Um filme de ficção ou documentário baseado neste roteiro terá imagens devastadoras. A arte dispõe de meios prodigiosos para eternizar uma tragédia. Basta pensar em Guernica e Picasso, de como o gênio escancarou na tela o horror do bombardeio nazista que destruiu a cidade espanhola.

Dois acontecimentos me impactaram para a definição do tema desta coluna de final de ano. Aparentemente díspares, mas ligados por teias invisíveis. O filme Ataque dos cães, de Jane Campion, drama passado nos confins de uma fazenda em Montana, EUA, construído com belas paisagens e extrema delicadeza. Um falso faroeste povoado de seres solitários, ambíguos e violentos.

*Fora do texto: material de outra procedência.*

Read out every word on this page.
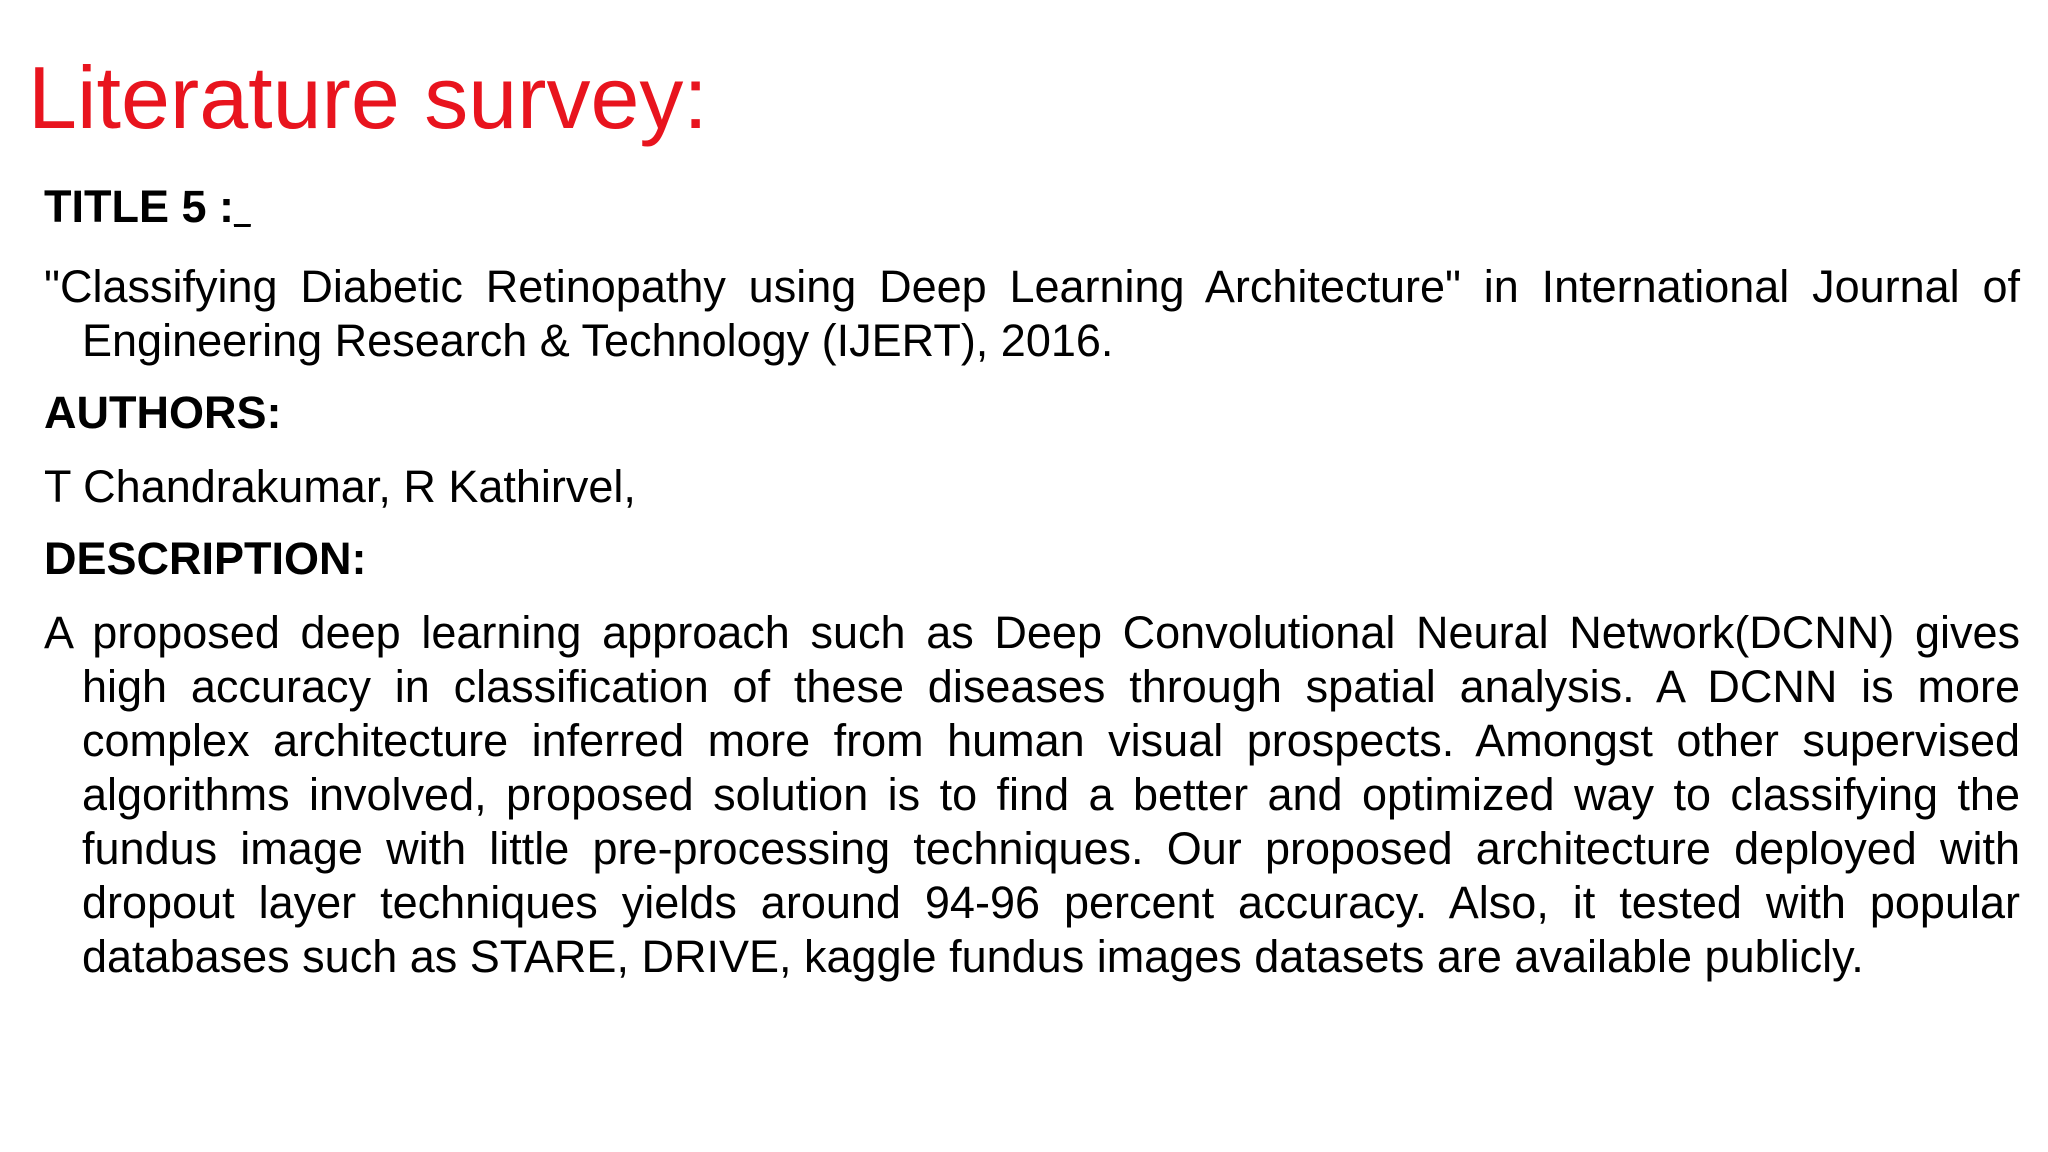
Literature survey:
TITLE 5 :_
"Classifying Diabetic Retinopathy using Deep Learning Architecture" in International Journal of Engineering Research & Technology (IJERT), 2016.
AUTHORS:
T Chandrakumar, R Kathirvel,
DESCRIPTION:
A proposed deep learning approach such as Deep Convolutional Neural Network(DCNN) gives high accuracy in classification of these diseases through spatial analysis. A DCNN is more complex architecture inferred more from human visual prospects. Amongst other supervised algorithms involved, proposed solution is to find a better and optimized way to classifying the fundus image with little pre-processing techniques. Our proposed architecture deployed with dropout layer techniques yields around 94-96 percent accuracy. Also, it tested with popular databases such as STARE, DRIVE, kaggle fundus images datasets are available publicly.
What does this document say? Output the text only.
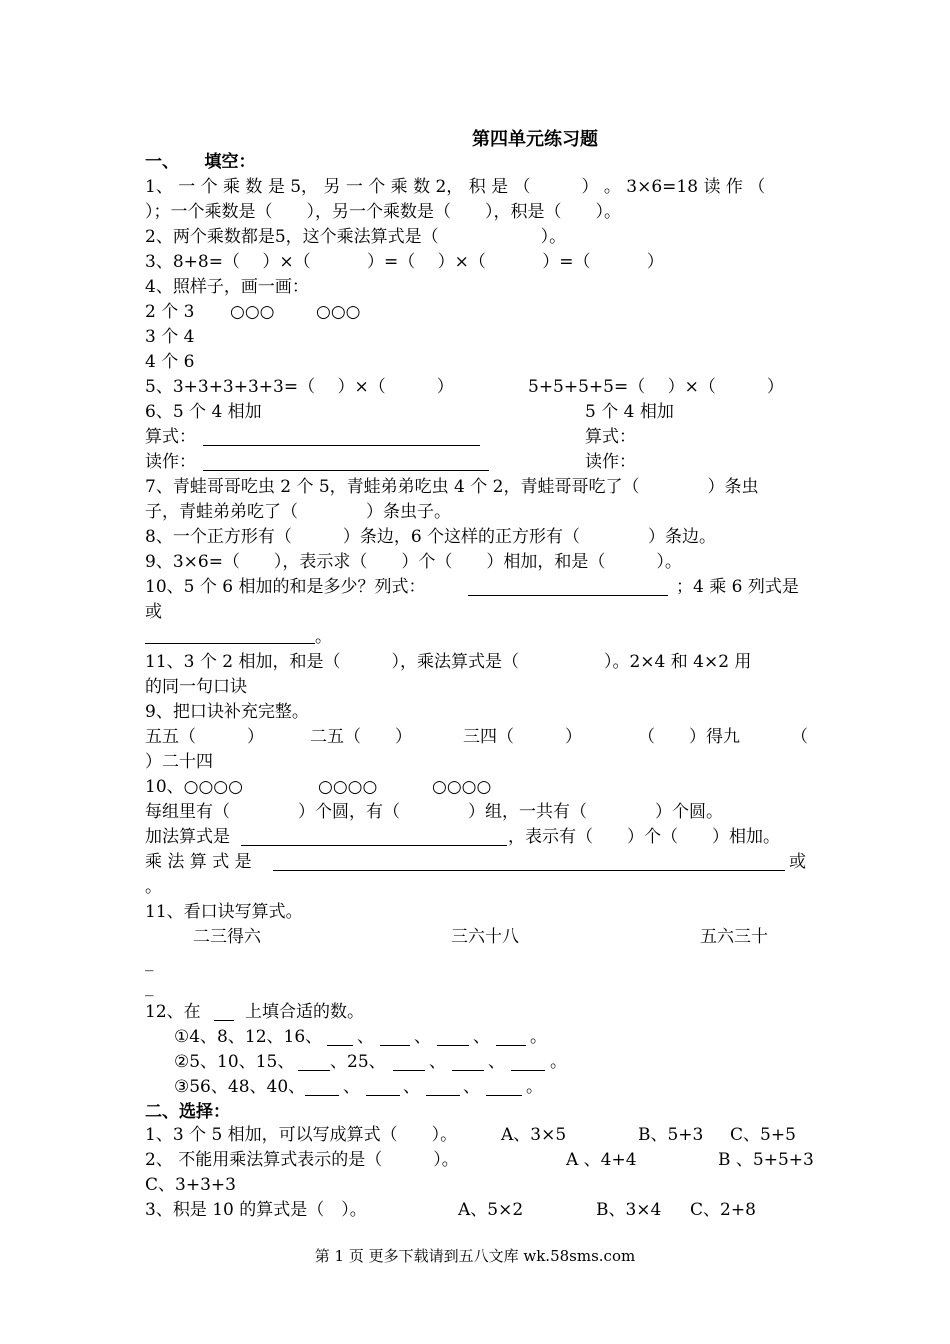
第四单元练习题
一、　　填空：
1、 一 个 乘 数 是 5， 另 一 个 乘 数 2， 积 是 （　　　） 。 3×6=18 读 作 （
）；一个乘数是（　　），另一个乘数是（　　），积是（　　）。
2、两个乘数都是5，这个乘法算式是（　　　　　　）。
3、8+8=（　 ）×（　　　 ）=（　 ）×（　　　 ）=（　　　 ）
4、照样子，画一画：
2 个 3 ○○○ ○○○
3 个 4
4 个 6
5、3+3+3+3+3=（　 ）×（　　　）	5+5+5+5=（　 ）×（　　　）
6、5 个 4 相加	5 个 4 相加
算式：	算式：
读作：	读作：
7、青蛙哥哥吃虫 2 个 5，青蛙弟弟吃虫 4 个 2，青蛙哥哥吃了（　　　　）条虫
子，青蛙弟弟吃了（　　　　）条虫子。
8、一个正方形有（　　　）条边，6 个这样的正方形有（　　　　）条边。
9、3×6=（　　），表示求（　　）个（　　）相加，和是（　　　）。
10、5 个 6 相加的和是多少？列式：	；4 乘 6 列式是
或
。
11、3 个 2 相加，和是（　　　），乘法算式是（　　　　　）。2×4 和 4×2 用
的同一句口诀
9、把口诀补充完整。
五五（　　　）	二五（　　）	三四（　　　）	（　　）得九	（
）二十四
10、○○○○	○○○○	○○○○
每组里有（　　　　）个圆，有（　　　　）组，一共有（　　　　）个圆。
加法算式是	，表示有（　　）个（　　）相加。
乘 法 算 式 是	或
。
11、看口诀写算式。
二三得六	三六十八	五六三十
_
_
12、在	上填合适的数。
①4、8、12、16、 、 、 、 。
②5、10、15、 、25、	、 、	。
③56、48、40、 、	、	、	。
二、选择：
1、3 个 5 相加，可以写成算式（　　）。	A、3×5	B、5+3 C、5+5
2、 不能用乘法算式表示的是（　　　）。	A 、4+4	B 、5+5+3
C、3+3+3
3、积是 10 的算式是（　）。	A、5×2	B、3×4 C、2+8
第 1 页 更多下载请到五八文库 wk.58sms.com
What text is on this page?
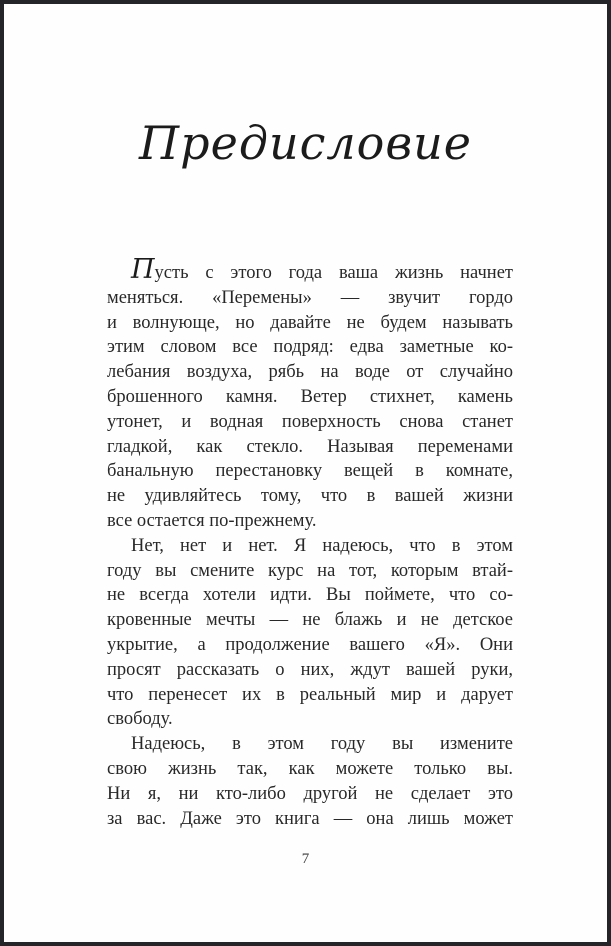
Предисловие
Пусть с этого года ваша жизнь начнет
меняться. «Перемены» — звучит гордо
и волнующе, но давайте не будем называть
этим словом все подряд: едва заметные ко-
лебания воздуха, рябь на воде от случайно
брошенного камня. Ветер стихнет, камень
утонет, и водная поверхность снова станет
гладкой, как стекло. Называя переменами
банальную перестановку вещей в комнате,
не удивляйтесь тому, что в вашей жизни
все остается по-прежнему.
Нет, нет и нет. Я надеюсь, что в этом
году вы смените курс на тот, которым втай-
не всегда хотели идти. Вы поймете, что со-
кровенные мечты — не блажь и не детское
укрытие, а продолжение вашего «Я». Они
просят рассказать о них, ждут вашей руки,
что перенесет их в реальный мир и дарует
свободу.
Надеюсь, в этом году вы измените
свою жизнь так, как можете только вы.
Ни я, ни кто-либо другой не сделает это
за вас. Даже это книга — она лишь может
7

E o novo espetáculo da encenadora brasileira, Christiane Jatahy, Antes que o sol caia, que estreou em Zurique, na Suiça. Segunda parte de sua trilogia do horror, ele mistura "Macbeth", o clássico de Shakespeare, com a voz do xamã Davi Kopenawa, registrada no livro "A Queda do Céu" pelo antropólogo francês Bruce Albert.

O tirano Macbeth se torna o centro do espetáculo. O ambiente é moderno. Tudo se passa num salão luxuoso, de decoração aristocrática, onde um grupo de homens de terno bebe champanhe e comemora o sucesso de alguma operação financeira bilionária.

Segundo a diretora em entrevista à Folha, a camarilha de homens ébrios de poder é uma imagem de um capitalismo destrutivo, um "banquete sem fim que esses homens vivem, querendo devorar tudo o que têm à volta. Não é uma peça sobre um fatalismo irrevogável. É uma peça sobre o horror, mas também sobre a urgência de acabar com esse horror.”

Christiane expõe as entranhas de uma tragédia, antevista em tons planetários pelo consagrado economista francês Thomas Piketty, que conquistou um lugar na história com seus estudos e livros sobre as desigualdades do capitalismo no século 21. Compõem uma mistura explosiva. Picketty acredita que estamos numa situação não muito diferente daquela que levou à Revolução Francesa: há uma fuga para a dívida pública porque não se consegue fazer com que as classes privilegiadas usem suas fortunas para pagar sua parte.

“Quando falo que o sistema vai explodir na nossa cara estou pensando no Norte e no Sul”, disse ele em entrevista ao El País. “É um sistema insustentável. A questão é se o questionamento deste sistema será feito de forma desordenada ou apaziguada. Sou um intelectual, escolhi escrever livros, e não ser um guerrilheiro”.

Até o réveillon há motivos para descrer e não descrer. O filme da premiada diretora neozelandesa Jane Campion, com seus conflitos e belas imagens, pode contribuir para uma reflexão.